On Tuesday, the men whose companies run the Seagram Building and Hudson Yards joined the call for one anti-Mamdani super PAC, while leaders of a different super PAC invited donors to a US$1000-per-person fundraiser scheduled for today.
“Fighting Mamdani is expensive,” the organiser, Betsy McCaughey, a former Republican lieutenant governor, wrote on the invitation. “But allowing him to win will cost you more.”
All told, there are already at least five groups jockeying to claim a reservoir of potentially tens of millions of dollars — each with their own leaders and goals.
Several more groups are said to be in various stages of formation, including a campaign to register and mobilise anti-Mamdani voters that is likely to be run by Lisa Blau, an investor married to the chief executive of Related Cos., the developer of Hudson Yards.
Others involve Republican allies of United States President Donald Trump and a reality TV star who is a friend of Mayor Eric Adams.
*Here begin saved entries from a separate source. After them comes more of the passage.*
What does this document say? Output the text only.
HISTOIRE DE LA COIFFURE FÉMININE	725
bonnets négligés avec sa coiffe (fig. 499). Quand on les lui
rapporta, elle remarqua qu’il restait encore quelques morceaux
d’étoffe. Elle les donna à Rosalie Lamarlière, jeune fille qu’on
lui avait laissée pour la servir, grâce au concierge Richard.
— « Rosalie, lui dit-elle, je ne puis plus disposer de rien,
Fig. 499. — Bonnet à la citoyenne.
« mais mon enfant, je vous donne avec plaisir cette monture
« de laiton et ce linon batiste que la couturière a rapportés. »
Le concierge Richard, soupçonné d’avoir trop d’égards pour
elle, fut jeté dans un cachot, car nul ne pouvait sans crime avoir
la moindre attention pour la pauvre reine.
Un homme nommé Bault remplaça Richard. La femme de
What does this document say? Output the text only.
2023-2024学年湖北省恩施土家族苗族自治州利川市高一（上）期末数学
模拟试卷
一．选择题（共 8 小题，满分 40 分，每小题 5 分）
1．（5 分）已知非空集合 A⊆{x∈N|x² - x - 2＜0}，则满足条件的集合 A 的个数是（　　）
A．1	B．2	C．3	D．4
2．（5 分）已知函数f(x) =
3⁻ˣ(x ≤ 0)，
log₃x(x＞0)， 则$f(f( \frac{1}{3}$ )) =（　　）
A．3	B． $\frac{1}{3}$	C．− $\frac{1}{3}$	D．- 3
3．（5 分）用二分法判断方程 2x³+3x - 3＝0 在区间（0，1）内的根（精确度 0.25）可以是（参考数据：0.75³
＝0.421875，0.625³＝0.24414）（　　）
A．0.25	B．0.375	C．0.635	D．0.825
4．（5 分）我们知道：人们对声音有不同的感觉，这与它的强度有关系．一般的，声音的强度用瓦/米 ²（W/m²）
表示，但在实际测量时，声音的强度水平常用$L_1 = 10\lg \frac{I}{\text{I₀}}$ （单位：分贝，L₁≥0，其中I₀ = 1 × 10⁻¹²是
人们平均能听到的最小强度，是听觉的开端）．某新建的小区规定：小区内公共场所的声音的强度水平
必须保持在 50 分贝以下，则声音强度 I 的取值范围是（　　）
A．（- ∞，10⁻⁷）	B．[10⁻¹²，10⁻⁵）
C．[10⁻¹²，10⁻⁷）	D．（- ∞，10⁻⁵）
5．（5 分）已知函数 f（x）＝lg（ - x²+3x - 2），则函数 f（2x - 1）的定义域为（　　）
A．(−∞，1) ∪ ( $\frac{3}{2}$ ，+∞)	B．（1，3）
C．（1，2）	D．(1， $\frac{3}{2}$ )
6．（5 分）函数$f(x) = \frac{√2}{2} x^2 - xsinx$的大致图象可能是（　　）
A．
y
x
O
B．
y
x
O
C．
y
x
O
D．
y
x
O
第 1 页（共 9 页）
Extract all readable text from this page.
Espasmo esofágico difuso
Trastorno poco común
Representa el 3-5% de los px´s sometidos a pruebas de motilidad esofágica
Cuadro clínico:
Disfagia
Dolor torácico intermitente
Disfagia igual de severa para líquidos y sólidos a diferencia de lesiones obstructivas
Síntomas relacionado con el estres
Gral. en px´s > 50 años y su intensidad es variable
Corporate leaders — some of whom already contend that Mamdani’s past support for defunding the police, which he has disavowed, could destabilise the city — may only find more motivation to donate to defeat him after a deadly shooting in midtown Manhattan sent the staff of the NFL, Rudin Management, and Blackstone into lockdown.
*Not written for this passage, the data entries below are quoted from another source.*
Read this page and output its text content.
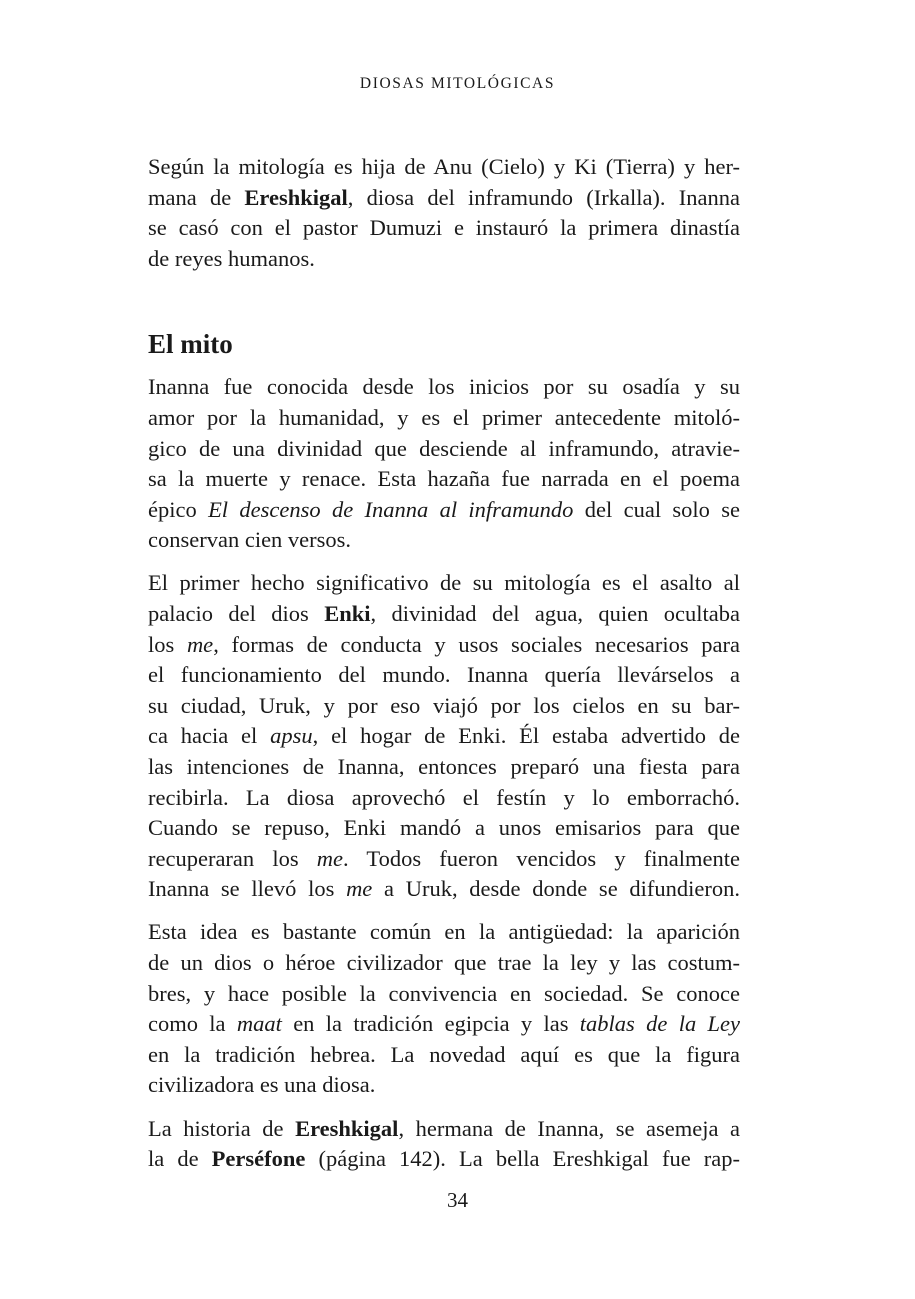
DIOSAS MITOLÓGICAS

Según la mitología es hija de Anu (Cielo) y Ki (Tierra) y her-
mana de Ereshkigal, diosa del inframundo (Irkalla). Inanna
se casó con el pastor Dumuzi e instauró la primera dinastía
de reyes humanos.

El mito

Inanna fue conocida desde los inicios por su osadía y su
amor por la humanidad, y es el primer antecedente mitoló-
gico de una divinidad que desciende al inframundo, atravie-
sa la muerte y renace. Esta hazaña fue narrada en el poema
épico El descenso de Inanna al inframundo del cual solo se
conservan cien versos.

El primer hecho significativo de su mitología es el asalto al
palacio del dios Enki, divinidad del agua, quien ocultaba
los me, formas de conducta y usos sociales necesarios para
el funcionamiento del mundo. Inanna quería llevárselos a
su ciudad, Uruk, y por eso viajó por los cielos en su bar-
ca hacia el apsu, el hogar de Enki. Él estaba advertido de
las intenciones de Inanna, entonces preparó una fiesta para
recibirla. La diosa aprovechó el festín y lo emborrachó.
Cuando se repuso, Enki mandó a unos emisarios para que
recuperaran los me. Todos fueron vencidos y finalmente
Inanna se llevó los me a Uruk, desde donde se difundieron.

Esta idea es bastante común en la antigüedad: la aparición
de un dios o héroe civilizador que trae la ley y las costum-
bres, y hace posible la convivencia en sociedad. Se conoce
como la maat en la tradición egipcia y las tablas de la Ley
en la tradición hebrea. La novedad aquí es que la figura
civilizadora es una diosa.

La historia de Ereshkigal, hermana de Inanna, se asemeja a
la de Perséfone (página 142). La bella Ereshkigal fue rap-

34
“This tragedy is not just a moment of mourning; it’s a call to reject policies that would make our city even more vulnerable,” said Jared Epstein, a real estate executive who co-hosted a fundraising call with 200 potential donors for New Yorkers for a Better Future last week.
It remains far from clear if the anti-Mamdani forces can find a successful path, especially when the opposition is divided among several more moderate candidates: Adams; former Governor Andrew Cuomo; Curtis Sliwa, the Republican nominee; and Jim Walden, a lawyer.
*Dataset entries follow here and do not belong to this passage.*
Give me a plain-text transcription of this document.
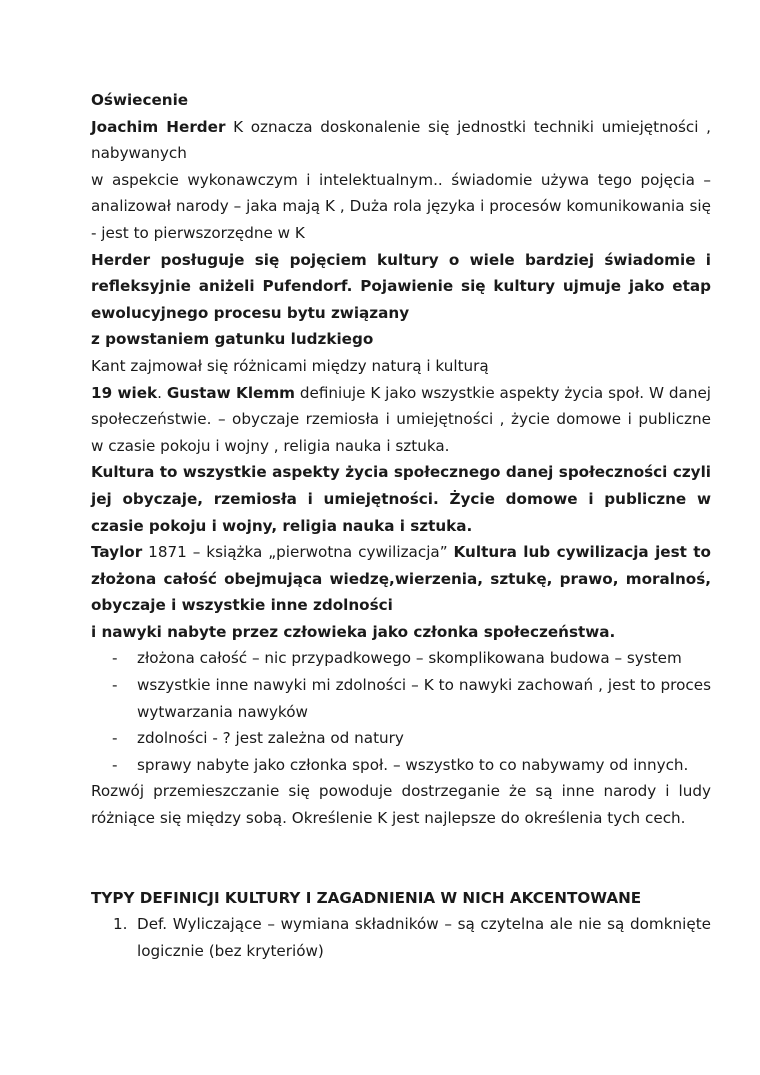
Oświecenie

Joachim Herder K oznacza doskonalenie się jednostki techniki umiejętności , nabywanych

w aspekcie wykonawczym i intelektualnym.. świadomie używa tego pojęcia – analizował narody – jaka mają K , Duża rola języka i procesów komunikowania się - jest to pierwszorzędne w K

Herder posługuje się pojęciem kultury o wiele bardziej świadomie i refleksyjnie aniżeli Pufendorf. Pojawienie się kultury ujmuje jako etap ewolucyjnego procesu bytu związany

z powstaniem gatunku ludzkiego

Kant zajmował się różnicami między naturą i kulturą

19 wiek. Gustaw Klemm definiuje K jako wszystkie aspekty życia społ. W danej społeczeństwie. – obyczaje rzemiosła i umiejętności , życie domowe i publiczne w czasie pokoju i wojny , religia nauka i sztuka.

Kultura to wszystkie aspekty życia społecznego danej społeczności czyli jej obyczaje, rzemiosła i umiejętności. Życie domowe i publiczne w czasie pokoju i wojny, religia nauka i sztuka.

Taylor 1871 – książka „pierwotna cywilizacja” Kultura lub cywilizacja jest to złożona całość obejmująca wiedzę,wierzenia, sztukę, prawo, moralnoś, obyczaje i wszystkie inne zdolności

i nawyki nabyte przez człowieka jako członka społeczeństwa.

- złożona całość – nic przypadkowego – skomplikowana budowa – system
- wszystkie inne nawyki mi zdolności – K to nawyki zachowań , jest to proces wytwarzania nawyków
- zdolności - ? jest zależna od natury
- sprawy nabyte jako członka społ. – wszystko to co nabywamy od innych.

Rozwój przemieszczanie się powoduje dostrzeganie że są inne narody i ludy różniące się między sobą. Określenie K jest najlepsze do określenia tych cech.

TYPY DEFINICJI KULTURY I ZAGADNIENIA W NICH AKCENTOWANE

1. Def. Wyliczające – wymiana składników – są czytelna ale nie są domknięte logicznie (bez kryteriów)
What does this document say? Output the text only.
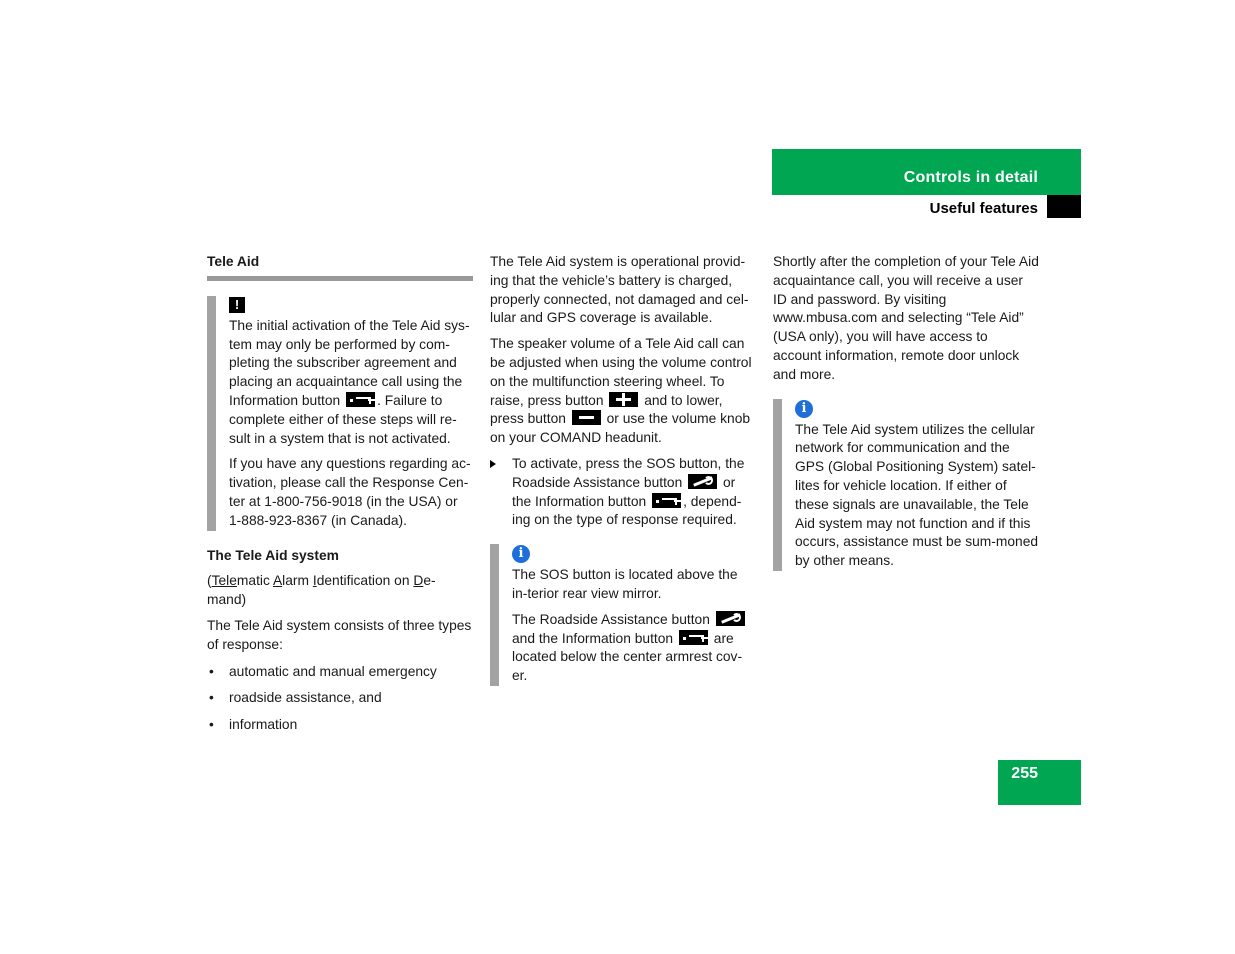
Controls in detail
Useful features
Tele Aid
!

The initial activation of the Tele Aid sys-tem may only be performed by com-pleting the subscriber agreement and placing an acquaintance call using the Information button	. Failure to complete either of these steps will re-sult in a system that is not activated.

If you have any questions regarding ac-tivation, please call the Response Cen-ter at 1-800-756-9018 (in the USA) or 1-888-923-8367 (in Canada).

The Tele Aid system

(Telematic Alarm Identification on De-mand)

The Tele Aid system consists of three types of response:

• automatic and manual emergency
• roadside assistance, and
• information

The Tele Aid system is operational provid-ing that the vehicle’s battery is charged, properly connected, not damaged and cel-lular and GPS coverage is available.

The speaker volume of a Tele Aid call can be adjusted when using the volume control on the multifunction steering wheel. To raise, press button	and to lower, press button	or use the volume knob on your COMAND headunit.

To activate, press the SOS button, the Roadside Assistance button	or the Information button	, depend-ing on the type of response required.

i

The SOS button is located above the in-terior rear view mirror.

The Roadside Assistance button  and the Information button	are located below the center armrest cov-er.

Shortly after the completion of your Tele Aid acquaintance call, you will receive a user ID and password. By visiting www.mbusa.com and selecting “Tele Aid” (USA only), you will have access to account information, remote door unlock and more.

i

The Tele Aid system utilizes the cellular network for communication and the GPS (Global Positioning System) satel-lites for vehicle location. If either of these signals are unavailable, the Tele Aid system may not function and if this occurs, assistance must be sum-moned by other means.

255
Dora Pekec, a spokesperson for the Mamdani campaign, predicted that the donors, whom she described as “Maga billionaires who spent millions trying to defeat Zohran in the primary”, would again fail.
“New Yorkers are ready to turn the page on endless corruption and backroom deals,” she said.
Mamdani, 33, has moved to meet his critics face to face.
He has scheduled a meeting with Jed Walentas, the Two Trees executive who leads the Real Estate Board of New York, and the board’s president, James Whelan, according to two people involved in the effort. It will follow meetings with other corporate executives whom he has tried to mollify.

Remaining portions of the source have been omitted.